Gold Facing Second Consecutive Weekly Loss
Gold experienced its first back-to-back weekly decline since February, with a correction from the previous month’s surge. This downtrend came as investors opted to cash in on profits following a slight easing of tensions in the Middle East.
On Friday, gold relinquished its initial gains which had initially followed the release of data indicating a lower-than-expected increase of 175K jobs in the U.S. Non-Farm Payrolls. This resulted in a brightened outlook among investors, suggesting a possible slowdown in the economy. Consequently, interest in safe-haven assets like gold dwindled.
Market Reaction and Price Movements
“Gold’s initial rally in response to the Goldilocks employment report spurred profit-taking activity, indicating a more cautious stance among bulls after April’s remarkable climb and a tepid response post-Fed Chairman Jerome Powell’s positive remarks earlier in the week,” stated independent metals trader Tai Wong to Reuters.
By the end of the week, front-month Comex gold for May delivery closed flat on Friday yet marked a 1.5% decline for the week at $2,299.00 per ounce. Similarly, May silver ended the week down by 2.9% to $26.445 per ounce after a 0.5% drop on Friday.

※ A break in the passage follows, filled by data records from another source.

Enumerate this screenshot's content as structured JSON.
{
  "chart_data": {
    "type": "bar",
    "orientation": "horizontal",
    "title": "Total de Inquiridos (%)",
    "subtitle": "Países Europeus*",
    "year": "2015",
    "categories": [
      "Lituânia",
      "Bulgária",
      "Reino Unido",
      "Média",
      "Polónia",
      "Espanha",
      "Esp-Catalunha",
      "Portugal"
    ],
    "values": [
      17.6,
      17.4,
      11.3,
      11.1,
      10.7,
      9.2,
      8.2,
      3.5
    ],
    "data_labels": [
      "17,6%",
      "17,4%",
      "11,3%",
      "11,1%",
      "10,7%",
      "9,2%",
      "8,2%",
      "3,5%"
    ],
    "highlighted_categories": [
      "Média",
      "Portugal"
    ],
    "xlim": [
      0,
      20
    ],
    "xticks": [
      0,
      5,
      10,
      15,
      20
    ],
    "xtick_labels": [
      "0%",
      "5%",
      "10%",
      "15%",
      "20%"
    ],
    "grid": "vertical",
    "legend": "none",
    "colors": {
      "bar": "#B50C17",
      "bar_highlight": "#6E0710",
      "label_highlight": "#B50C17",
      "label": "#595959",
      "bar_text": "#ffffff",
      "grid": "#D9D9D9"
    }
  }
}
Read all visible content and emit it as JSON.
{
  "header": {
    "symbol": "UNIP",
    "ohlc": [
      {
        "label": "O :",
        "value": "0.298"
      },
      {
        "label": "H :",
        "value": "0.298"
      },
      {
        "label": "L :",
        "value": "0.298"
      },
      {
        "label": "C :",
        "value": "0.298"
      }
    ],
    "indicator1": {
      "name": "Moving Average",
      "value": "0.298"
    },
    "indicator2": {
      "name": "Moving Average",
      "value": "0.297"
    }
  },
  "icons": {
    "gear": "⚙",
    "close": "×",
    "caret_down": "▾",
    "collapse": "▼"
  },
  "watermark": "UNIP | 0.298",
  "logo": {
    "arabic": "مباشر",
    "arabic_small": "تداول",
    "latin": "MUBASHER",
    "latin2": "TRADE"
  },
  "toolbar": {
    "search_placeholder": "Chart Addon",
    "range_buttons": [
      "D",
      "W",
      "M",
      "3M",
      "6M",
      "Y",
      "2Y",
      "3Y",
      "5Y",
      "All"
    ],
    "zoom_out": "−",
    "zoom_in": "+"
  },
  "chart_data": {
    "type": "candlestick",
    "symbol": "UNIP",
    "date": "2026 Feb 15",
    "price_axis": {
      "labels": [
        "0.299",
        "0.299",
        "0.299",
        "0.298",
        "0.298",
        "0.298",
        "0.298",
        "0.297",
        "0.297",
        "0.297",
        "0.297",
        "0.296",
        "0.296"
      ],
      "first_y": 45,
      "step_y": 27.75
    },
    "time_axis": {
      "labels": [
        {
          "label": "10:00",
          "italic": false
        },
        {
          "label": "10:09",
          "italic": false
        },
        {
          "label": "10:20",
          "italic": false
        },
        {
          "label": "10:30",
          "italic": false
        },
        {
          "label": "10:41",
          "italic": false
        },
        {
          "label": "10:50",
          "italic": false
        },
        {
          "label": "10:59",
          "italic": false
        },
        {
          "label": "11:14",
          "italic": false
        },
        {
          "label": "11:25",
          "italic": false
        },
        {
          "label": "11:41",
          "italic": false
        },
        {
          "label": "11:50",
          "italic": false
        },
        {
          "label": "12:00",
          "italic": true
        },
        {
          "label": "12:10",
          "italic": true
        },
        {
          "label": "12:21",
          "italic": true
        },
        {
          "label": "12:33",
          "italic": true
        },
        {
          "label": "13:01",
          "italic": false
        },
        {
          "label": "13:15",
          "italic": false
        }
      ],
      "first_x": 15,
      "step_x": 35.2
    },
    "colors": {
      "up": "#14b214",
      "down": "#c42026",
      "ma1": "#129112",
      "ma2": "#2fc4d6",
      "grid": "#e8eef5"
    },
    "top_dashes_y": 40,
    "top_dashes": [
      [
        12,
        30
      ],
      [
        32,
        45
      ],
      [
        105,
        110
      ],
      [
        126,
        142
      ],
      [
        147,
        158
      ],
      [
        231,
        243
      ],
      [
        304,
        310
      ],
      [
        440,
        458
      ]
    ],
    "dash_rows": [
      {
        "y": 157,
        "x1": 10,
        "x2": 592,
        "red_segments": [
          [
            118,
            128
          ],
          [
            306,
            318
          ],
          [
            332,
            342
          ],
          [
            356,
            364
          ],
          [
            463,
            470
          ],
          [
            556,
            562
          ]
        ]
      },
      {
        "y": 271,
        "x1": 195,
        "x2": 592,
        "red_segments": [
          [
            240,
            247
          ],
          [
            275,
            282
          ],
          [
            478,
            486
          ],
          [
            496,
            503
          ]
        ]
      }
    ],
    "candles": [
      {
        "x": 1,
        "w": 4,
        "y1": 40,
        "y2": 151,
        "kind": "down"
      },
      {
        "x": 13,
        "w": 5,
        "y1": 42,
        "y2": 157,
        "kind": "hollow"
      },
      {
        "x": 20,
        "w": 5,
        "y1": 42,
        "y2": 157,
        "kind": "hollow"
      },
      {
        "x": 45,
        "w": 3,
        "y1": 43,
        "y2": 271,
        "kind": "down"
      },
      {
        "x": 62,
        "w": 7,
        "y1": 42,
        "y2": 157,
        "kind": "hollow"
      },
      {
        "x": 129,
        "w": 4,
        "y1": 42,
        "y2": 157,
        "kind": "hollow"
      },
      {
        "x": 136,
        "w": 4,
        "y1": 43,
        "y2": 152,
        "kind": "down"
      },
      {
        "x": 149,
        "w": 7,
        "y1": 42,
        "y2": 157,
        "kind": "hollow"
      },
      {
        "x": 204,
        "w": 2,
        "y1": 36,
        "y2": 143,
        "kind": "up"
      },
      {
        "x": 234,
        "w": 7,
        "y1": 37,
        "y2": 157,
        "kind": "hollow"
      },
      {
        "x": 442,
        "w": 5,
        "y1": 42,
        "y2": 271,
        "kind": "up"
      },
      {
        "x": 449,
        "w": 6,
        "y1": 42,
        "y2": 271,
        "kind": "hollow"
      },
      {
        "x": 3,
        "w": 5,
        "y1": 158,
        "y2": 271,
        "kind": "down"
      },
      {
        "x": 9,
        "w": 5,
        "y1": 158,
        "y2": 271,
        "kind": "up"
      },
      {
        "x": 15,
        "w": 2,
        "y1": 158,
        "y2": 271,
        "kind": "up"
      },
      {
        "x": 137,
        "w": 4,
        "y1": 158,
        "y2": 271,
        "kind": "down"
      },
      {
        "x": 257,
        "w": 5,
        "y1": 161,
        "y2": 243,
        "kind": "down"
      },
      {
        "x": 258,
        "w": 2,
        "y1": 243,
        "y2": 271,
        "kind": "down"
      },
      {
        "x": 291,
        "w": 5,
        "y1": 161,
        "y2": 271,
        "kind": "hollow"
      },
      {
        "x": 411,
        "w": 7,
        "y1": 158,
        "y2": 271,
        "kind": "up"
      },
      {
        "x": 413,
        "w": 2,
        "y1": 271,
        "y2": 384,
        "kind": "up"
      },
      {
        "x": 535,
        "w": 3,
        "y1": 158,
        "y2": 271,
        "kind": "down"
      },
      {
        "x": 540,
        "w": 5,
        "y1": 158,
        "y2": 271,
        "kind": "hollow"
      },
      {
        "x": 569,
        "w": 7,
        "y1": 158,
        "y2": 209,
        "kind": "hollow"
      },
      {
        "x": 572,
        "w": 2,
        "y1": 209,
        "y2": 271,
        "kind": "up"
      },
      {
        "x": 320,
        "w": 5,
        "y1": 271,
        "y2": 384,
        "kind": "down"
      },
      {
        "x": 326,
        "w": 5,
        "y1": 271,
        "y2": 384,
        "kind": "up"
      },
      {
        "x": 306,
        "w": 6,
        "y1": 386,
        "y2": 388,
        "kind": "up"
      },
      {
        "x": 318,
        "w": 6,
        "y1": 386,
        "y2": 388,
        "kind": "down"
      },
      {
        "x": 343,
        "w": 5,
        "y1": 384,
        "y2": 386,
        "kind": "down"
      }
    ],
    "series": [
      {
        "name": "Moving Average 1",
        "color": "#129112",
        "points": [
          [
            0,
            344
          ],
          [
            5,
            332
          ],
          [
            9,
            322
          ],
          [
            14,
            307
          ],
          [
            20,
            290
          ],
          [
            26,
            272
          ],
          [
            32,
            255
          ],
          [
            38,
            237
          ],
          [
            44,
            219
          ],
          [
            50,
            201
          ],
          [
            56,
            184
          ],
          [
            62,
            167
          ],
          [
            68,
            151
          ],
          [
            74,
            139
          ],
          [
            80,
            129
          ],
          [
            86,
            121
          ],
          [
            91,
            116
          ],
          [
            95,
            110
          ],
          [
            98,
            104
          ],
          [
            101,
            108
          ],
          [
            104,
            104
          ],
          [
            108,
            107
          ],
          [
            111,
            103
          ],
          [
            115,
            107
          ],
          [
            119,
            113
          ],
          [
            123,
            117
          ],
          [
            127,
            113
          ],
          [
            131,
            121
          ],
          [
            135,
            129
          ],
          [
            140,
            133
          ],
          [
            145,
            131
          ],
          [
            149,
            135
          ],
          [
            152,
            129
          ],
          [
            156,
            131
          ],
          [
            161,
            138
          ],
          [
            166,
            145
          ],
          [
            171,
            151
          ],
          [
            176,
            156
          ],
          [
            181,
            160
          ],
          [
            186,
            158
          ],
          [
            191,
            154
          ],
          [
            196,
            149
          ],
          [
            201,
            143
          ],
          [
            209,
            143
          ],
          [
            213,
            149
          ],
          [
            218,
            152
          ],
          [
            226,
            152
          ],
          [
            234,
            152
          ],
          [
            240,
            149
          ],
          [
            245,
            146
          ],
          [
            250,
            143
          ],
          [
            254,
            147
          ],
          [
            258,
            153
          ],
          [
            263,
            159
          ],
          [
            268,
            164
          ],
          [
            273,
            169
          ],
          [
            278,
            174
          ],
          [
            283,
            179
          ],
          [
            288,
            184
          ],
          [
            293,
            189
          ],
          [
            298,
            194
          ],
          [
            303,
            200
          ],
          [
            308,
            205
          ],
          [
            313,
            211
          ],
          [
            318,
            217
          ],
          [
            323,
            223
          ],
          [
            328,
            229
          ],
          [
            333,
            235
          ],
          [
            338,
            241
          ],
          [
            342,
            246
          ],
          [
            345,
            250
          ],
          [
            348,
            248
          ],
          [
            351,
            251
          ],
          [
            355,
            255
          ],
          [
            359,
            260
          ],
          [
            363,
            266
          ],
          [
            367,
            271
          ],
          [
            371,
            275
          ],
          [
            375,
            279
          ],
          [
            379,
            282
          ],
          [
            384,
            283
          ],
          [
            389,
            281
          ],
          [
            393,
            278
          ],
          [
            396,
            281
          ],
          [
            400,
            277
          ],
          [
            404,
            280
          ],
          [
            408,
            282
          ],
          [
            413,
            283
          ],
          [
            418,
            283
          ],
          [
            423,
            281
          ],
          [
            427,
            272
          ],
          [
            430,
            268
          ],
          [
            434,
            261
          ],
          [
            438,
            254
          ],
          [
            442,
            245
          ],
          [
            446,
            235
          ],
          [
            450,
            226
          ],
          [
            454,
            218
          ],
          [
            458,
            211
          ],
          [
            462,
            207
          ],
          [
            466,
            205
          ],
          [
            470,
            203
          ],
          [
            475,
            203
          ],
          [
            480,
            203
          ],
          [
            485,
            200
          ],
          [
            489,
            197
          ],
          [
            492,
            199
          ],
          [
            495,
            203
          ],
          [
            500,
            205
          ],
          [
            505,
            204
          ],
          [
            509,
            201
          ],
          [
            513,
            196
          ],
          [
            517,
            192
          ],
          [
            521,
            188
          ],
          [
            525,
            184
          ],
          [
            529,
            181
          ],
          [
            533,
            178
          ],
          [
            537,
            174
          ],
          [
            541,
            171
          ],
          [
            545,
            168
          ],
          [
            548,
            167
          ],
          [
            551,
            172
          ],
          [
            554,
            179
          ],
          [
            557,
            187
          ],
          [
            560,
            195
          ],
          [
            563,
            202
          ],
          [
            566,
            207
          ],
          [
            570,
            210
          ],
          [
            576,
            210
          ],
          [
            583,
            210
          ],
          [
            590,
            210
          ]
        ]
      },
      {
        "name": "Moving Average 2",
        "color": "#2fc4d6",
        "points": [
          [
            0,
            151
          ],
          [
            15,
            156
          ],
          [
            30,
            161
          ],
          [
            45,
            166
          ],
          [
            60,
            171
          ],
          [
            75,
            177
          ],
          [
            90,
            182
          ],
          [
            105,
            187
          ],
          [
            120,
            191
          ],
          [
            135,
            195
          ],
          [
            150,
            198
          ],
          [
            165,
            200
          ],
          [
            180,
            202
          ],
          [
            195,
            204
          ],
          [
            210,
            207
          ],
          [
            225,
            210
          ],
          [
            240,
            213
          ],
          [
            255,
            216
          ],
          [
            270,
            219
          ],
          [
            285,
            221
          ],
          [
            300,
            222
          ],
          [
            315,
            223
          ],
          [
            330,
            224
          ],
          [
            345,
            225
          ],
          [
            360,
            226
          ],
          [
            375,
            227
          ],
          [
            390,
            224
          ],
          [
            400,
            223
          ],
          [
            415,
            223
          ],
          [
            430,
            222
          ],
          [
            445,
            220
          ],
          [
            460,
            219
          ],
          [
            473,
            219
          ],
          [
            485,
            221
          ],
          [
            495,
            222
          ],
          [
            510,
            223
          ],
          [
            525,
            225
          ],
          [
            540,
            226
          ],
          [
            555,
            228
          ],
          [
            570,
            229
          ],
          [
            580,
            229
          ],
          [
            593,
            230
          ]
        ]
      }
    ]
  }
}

Goldman Sachs Predictions on Gold’s Future
While gold retraced slightly from its record highs in April, Goldman Sachs analysts foresee a potential rebound to approximately $2,700 per ounce by year-end under normal conditions. The banking giant cites sustained demand from central banks and Asian consumers, with expectations of lower interest rates later in the year which could boost sentiment towards the non-interest-bearing metal.
Goldman also points out that global gold purchases have surged threefold since the Russia-Ukraine conflict, signaling the potential for further price increases in the face of new geopolitical or financial disruptions.